My conversion experience deeply informs my Muslim experience. We (converts) have varied experiences in our journeys and paths to Islam. Some have it easy—finding the transition relatively seamless—and others have a bumpy ride peppered with moments of angst and frustration. As an Egyptian-American convert, mine is the latter, driven by the disownment of my own family and the clumsy amalgamation into my husband’s Pakistani family and into an often dysfunctional spiritual family.
Admittedly, I find myself having way too many woe-is-me-moments and every year, like clockwork, one of these moments creeps up on me just in time for Ramadan. It’s a prosaic funk fueled by my anxiety about making Ramadan better than Christmas, and time with my spiritual and affinitive family more fulfilling than time with my consanguine family—the latter being an obviously futile endeavor.
Don’t worry; I am not going to brood this post into oblivion.

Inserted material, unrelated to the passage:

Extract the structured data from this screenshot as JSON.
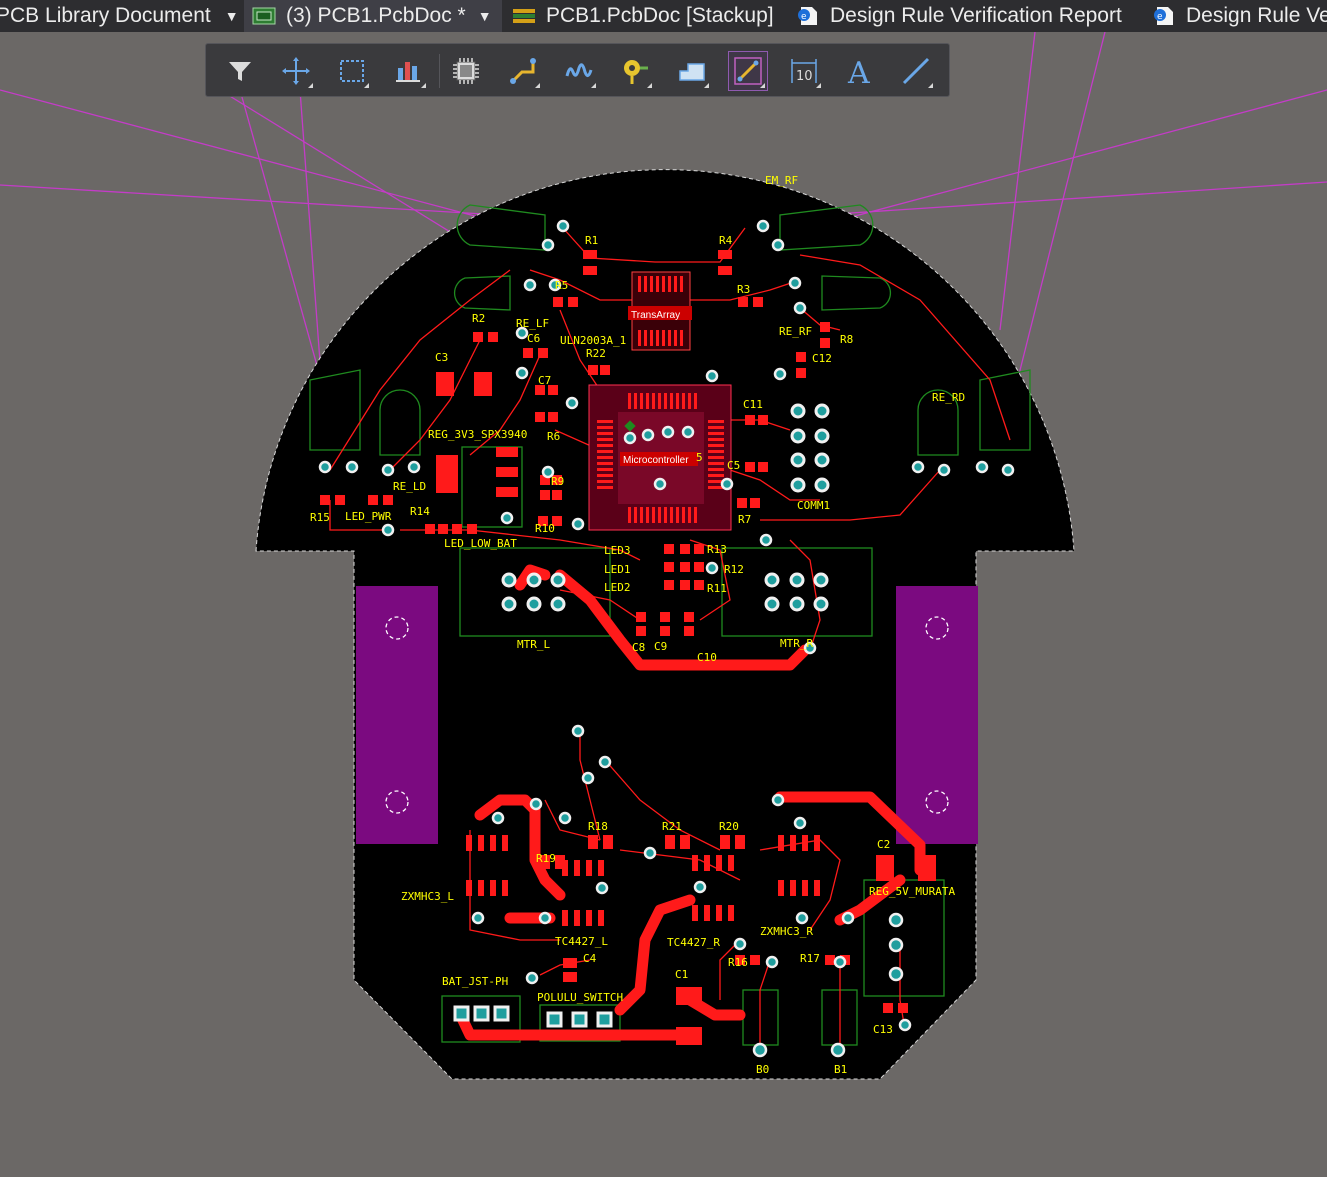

My pre-Ramadan blues typically start a week before Ramadan. To my husband’s detriment, it is usually when I am doing all the pre-Ramadan cooking like making and freezing samosas and sambusak. However, by the time Ramadan actually rolls around, my funk has changed to reflection. The obvious question being: why am I still here?
Matthew 22:37, NIV-“Love the Lord your God with all your heart and with all your soul and with all your mind.”
The above-mentioned bible verse is a Christian mantra that I grew up hearing in Sunday school classes, in Wednesday night worship sessions, and as I walked down the halls of my Christian elementary, junior high, and high schools. Except, I never quite got the guidelines on how to do that, nor did I fully comprehend what it meant at the time.
My conversion to Islam wasn’t a matter of right or wrong. Neither was it to achieve some end—heaven or hell. It was more about the means, the journey, and the path. My personal belief is that there are many paths to God. I just chose the sirat al mustaqim (the straight path)—in my opinion, the straightest.
Being a Muslim means submitting to the will of God. Thanks to the prophets (peace be upon them), scholars (rA, may God be pleased with them), and great imams (rA) who came before us, we have an idea of what this submission should look like and how to actualize God’s will in our day-to-day lives. What drew me to Islam (literally: submission to the will of God) is the way that it infuses each and every second of my life with meaning. Whether it’s merely my thoughts or my definite course of action, being Muslim gives weight to everything in my life; everything I do, or don’t do, is a reflection of my level of taqwa (God-consciousness) and an opportunity for ibadah (worship).
My religion doesn’t rear its head on a Sunday morning or a Friday afternoon, nor does it play out only within the confines of houses of worship or only in the company of adherents. Even seemingly secular spaces and things in my life are now infused with spirituality and religious meaning that I never thought possible. What I choose to eat at dinner time, what I choose to wear, where I choose to shop, how I engage with people, what causes I choose to identify with—these are all decisions with religious implications. Rallying for gay rights, refusing to buy goods that support the building of Israeli settlements, pursuing feminist ideals, praying five times a day, and eating only grass-fed, hand-slaughtered meat are all decisions that, for me, have the same goal in mind. How vigilant or persistent I am about doing these things is a direct reflection of where I am spiritually.
We often are called upon, as converts, to recall what brought us to Islam, but no one asks us why we remain here. This is why I am here, despite the obvious complications—to be here (present), to be fully aware, to be fully concomitant, and to be fully (God) conscious.
Ramadan may never conjure up the nostalgia and warmth that a Christmas-time does, nor will my fasting and feasting ever measure up to the anticipation of my mother’s home cooked macaroni with béchamel sauce and artfully stuffed grape leaves, or my father’s earnest post-dinner tea-time reveries. I am confident, however, that my life is profoundly purpose-driven—the purpose being to love my God with all my heart, with all my soul, and with all my mind.
So each Ramadan, as my gloom gives way to rumination, I am reminded that I am closer to the teachings of my Christian upbringing than I realize. Except now, the way to materialize and implement those teachings is set before me on what I consider to be the straightest of paths.